Winter chores were hard because the cows stayed in the barn most of the day. Dad always said that if the cows got too cold, they held back their milk, so he let them outdoors only long enough to get their droppings cleaned up and spread fresh, dry straw for bedding. The extra time the cows spent in the barn meant more manure to load into the manure spreader. Spreading manure was never fun but driving a tractor in the open fields in the cold, often cold rain like we had in Ferndale this week, was hard.

Worse, frigid northeaster winds racing down the Fraser River canyon from the Canadian arctic were sometimes harsh. The national weather service now calls these winds “the Fraser Outflow,” but we knew them as northeasters. In the 1980s, I remember a northeaster that blew gusts over 100 miles per hour and zero temperature which were recorded at the county equipment garage just south of the homestead on Smith Road—a taste of severe weather that felt like a slam in the face in our mild Pacific Northwest.
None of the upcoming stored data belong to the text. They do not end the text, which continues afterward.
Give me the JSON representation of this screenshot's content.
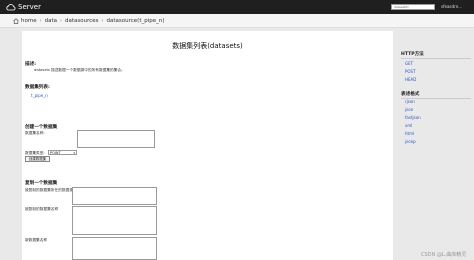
{
  "header": {
    "app_name": "Server",
    "search_placeholder": "datasetID",
    "user": "sfeasdrn..."
  },
  "breadcrumb": [
    "home",
    "data",
    "datasources",
    "datasource(t_pipe_n)"
  ],
  "main": {
    "title": "数据集列表(datasets)",
    "description": {
      "heading": "描述:",
      "text": "datasets 描述数据一个数据源中的所有数据集的集合。"
    },
    "dataset_list": {
      "heading": "数据集列表:",
      "items": [
        "t_pipe_n"
      ]
    },
    "create_dataset": {
      "heading": "创建一个数据集",
      "name_label": "数据集名称:",
      "type_label": "数据集类型:",
      "type_value": "POINT",
      "button": "创建数据集"
    },
    "copy_dataset": {
      "heading": "复制一个数据集",
      "field1_label": "被复制的数据集所在的数据源名",
      "field2_label": "被复制的数据集名称",
      "field3_label": "新数据集名称"
    }
  },
  "sidebar": {
    "http_methods": {
      "heading": "HTTP方法",
      "items": [
        "GET",
        "POST",
        "HEAD"
      ]
    },
    "formats": {
      "heading": "表述格式",
      "items": [
        "rjson",
        "json",
        "fastjson",
        "xml",
        "html",
        "jsonp"
      ]
    }
  },
  "watermark": "CSDN @L.曲库精灵"
}
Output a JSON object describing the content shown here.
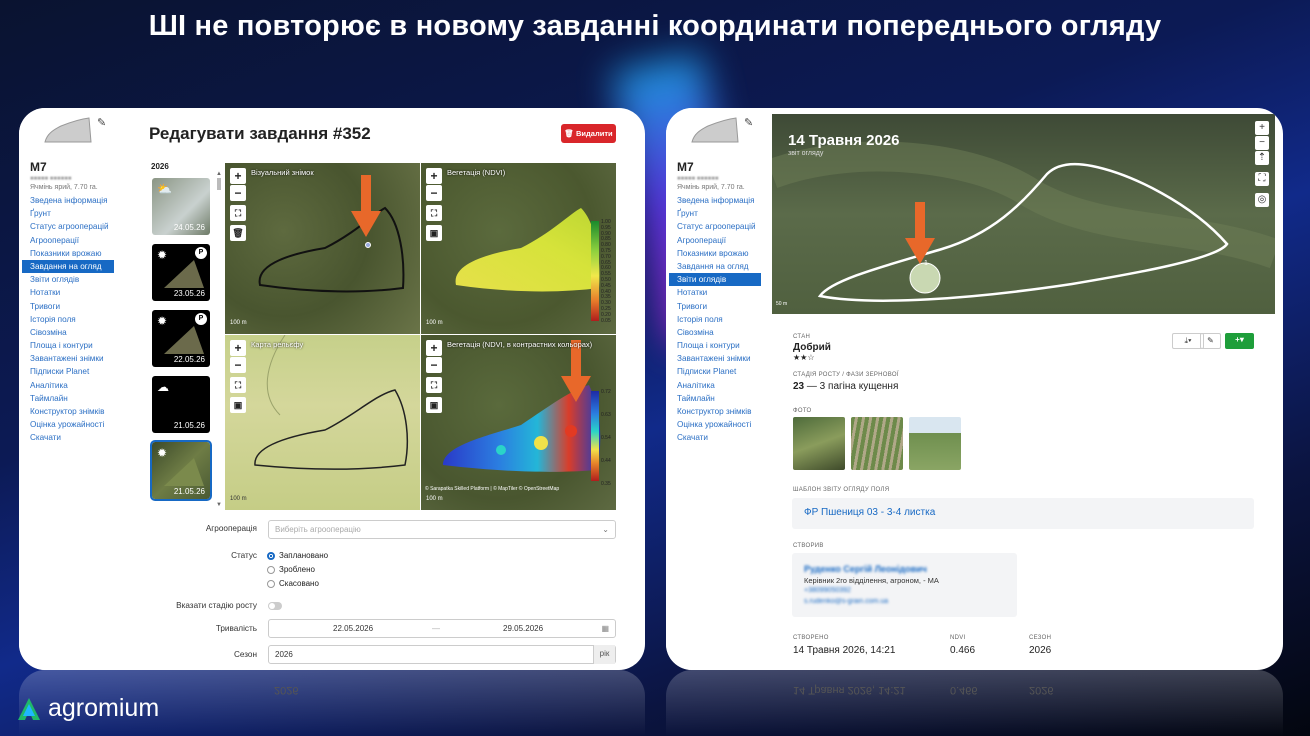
{
  "headline": "ШІ не повторює в новому завданні координати попереднього огляду",
  "logo": {
    "name": "agromium"
  },
  "sidebar": {
    "field_name": "М7",
    "field_sub": "Ячмінь ярий, 7.70 га.",
    "items": [
      "Зведена інформація",
      "Ґрунт",
      "Статус агрооперацій",
      "Агрооперації",
      "Показники врожаю",
      "Завдання на огляд",
      "Звіти оглядів",
      "Нотатки",
      "Тривоги",
      "Історія поля",
      "Сівозміна",
      "Площа і контури",
      "Завантажені знімки",
      "Підписки Planet",
      "Аналітика",
      "Таймлайн",
      "Конструктор знімків",
      "Оцінка урожайності",
      "Скачати"
    ]
  },
  "left": {
    "title": "Редагувати завдання #352",
    "delete_label": "Видалити",
    "year": "2026",
    "thumbs": [
      {
        "date": "24.05.26",
        "icon": "⛅",
        "badge": ""
      },
      {
        "date": "23.05.26",
        "icon": "✹",
        "badge": "P"
      },
      {
        "date": "22.05.26",
        "icon": "✹",
        "badge": "P"
      },
      {
        "date": "21.05.26",
        "icon": "☁",
        "badge": ""
      },
      {
        "date": "21.05.26",
        "icon": "✹",
        "badge": ""
      }
    ],
    "maps": {
      "m1": "Візуальний знімок",
      "m2": "Вегетація (NDVI)",
      "m3": "Карта рельєфу",
      "m4": "Вегетація (NDVI, в контрастних кольорах)",
      "scale": "100 m",
      "attrib": "© Sarapatka Skilled Platform | © MapTiler © OpenStreetMap",
      "legend2": [
        "1.00",
        "0.95",
        "0.90",
        "0.85",
        "0.80",
        "0.75",
        "0.70",
        "0.65",
        "0.60",
        "0.55",
        "0.50",
        "0.45",
        "0.40",
        "0.35",
        "0.30",
        "0.25",
        "0.20",
        "0.05"
      ],
      "legend4": [
        "0.72",
        "0.63",
        "0.54",
        "0.44",
        "0.35"
      ]
    },
    "form": {
      "agro_label": "Агрооперація",
      "agro_placeholder": "Виберіть агрооперацію",
      "status_label": "Статус",
      "status_options": [
        "Заплановано",
        "Зроблено",
        "Скасовано"
      ],
      "stage_label": "Вказати стадію росту",
      "duration_label": "Тривалість",
      "date_from": "22.05.2026",
      "date_sep": "—",
      "date_to": "29.05.2026",
      "season_label": "Сезон",
      "season_value": "2026",
      "season_suffix": "рік"
    }
  },
  "right": {
    "report_title": "14 Травня 2026",
    "report_sub": "звіт огляду",
    "marker": "1",
    "state_label": "СТАН",
    "state_value": "Добрий",
    "stars": "★★☆",
    "stage_label": "СТАДІЯ РОСТУ / ФАЗИ ЗЕРНОВОЇ",
    "stage_num": "23",
    "stage_text": "— 3 пагіна кущення",
    "photo_label": "ФОТО",
    "template_label": "ШАБЛОН ЗВІТУ ОГЛЯДУ ПОЛЯ",
    "template_value": "ФР Пшениця 03 - 3-4 листка",
    "created_label": "СТВОРИВ",
    "author_name": "Руденко Сергій Леонідович",
    "author_role": "Керівник 2го відділення, агроном, - МА",
    "author_phone": "+38099050392",
    "author_email": "s.rudenko@s-grain.com.ua",
    "created_date_label": "СТВОРЕНО",
    "created_date": "14 Травня 2026, 14:21",
    "ndvi_label": "NDVI",
    "ndvi_value": "0.466",
    "season_label": "СЕЗОН",
    "season_value": "2026",
    "scale": "50 m"
  },
  "colors": {
    "accent": "#1769c4",
    "danger": "#d9262a",
    "success": "#1e9e3a",
    "arrow": "#e8682a"
  }
}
The woods used to be crisscrossed with three- or four-foot diameter rotting Douglas Fir logs that stretched out fifty feet or more. Dad pointed out to me that most of those rotten logs were aligned with the northeast wind. The logs have all but disappeared now, but they were most likely blowdowns from northeasters of the past.

Driving tractor in a northeaster was no fun, but Dad preferred to spread manure daily instead of letting the manure pile up in the barnyard. During the summer, when all the fields were either pasture or crops, he had to pile the manure in the barnyard to avoid fouling the fields, but he didn’t like spending days doing nothing but hauling manure, so he kept at it through the winter.

Water was a problem in the cold months. Ice formed in watering troughs and drinking pails that had to be broken so the animals could drink, using the same pick axe we used to break up frozen silage. The waterlines to chicken house, pig barn, and the watering troughs froze easily. Dad kept them wrapped with old burlap feed sacks, but sometimes that was not enough protection and they froze anyway. Then he had to thaw the pipes with a propane torch.

The worst water problem came before my time when Grandpa still pumped water with a windmill. A storage tank at the top of the windmill tower was kept from overflowing on windy days with a float valve. One northeaster, the float froze open. The tank overflowed in the wind and the water ran down the sides and froze. After a few hours, the heavy ice built up around the tank and the structure began to groan as the extra weight threatened to crumple the steel tower. Dad had to climb up the icy tower with freezing water sloshing over him and disconnect the pump. After all that, Dad and Grandpa had to water the animals with buckets dipped from the well.

Keeping the animals in the outbuildings comfortable was extra work. The wind found new cracks to blow through and Dad stuffed them with old sacks and tacked up boards and pieces of sheet metal to seal the drafts off from the “varmints,” as he called them. We hauled extra bedding from the straw mow to keep them warm and dry in the cold.

We kids had our own attitude toward the New Year and northeasters. Unlike our parents, we hoped for northeasters and snow. Both my Dad and my Uncle Arnold had skied when they were young men and their skis were still around. The cold didn’t bother us kids and we looked forward to missing school and strapping on the old skis and dragging homemade sleds out to the fields to glide down the slopes of the sink holes close to Deer Creek on the north end of the homestead. The slope down to Deer Creek would have been better for skiing, but in those days, the slopes were either impassable woods or an equally hazardous tangle of stumps and brush.

I’d like to tell you that Mom or Grandma would have hot cocoa and cookies waiting for us when we came back from our icy expeditions, but during a cold snap, they were too busy for that sort of thing. More often, I warmed up throwing down silage from the silo or carrying buckets of grain and water to the calves.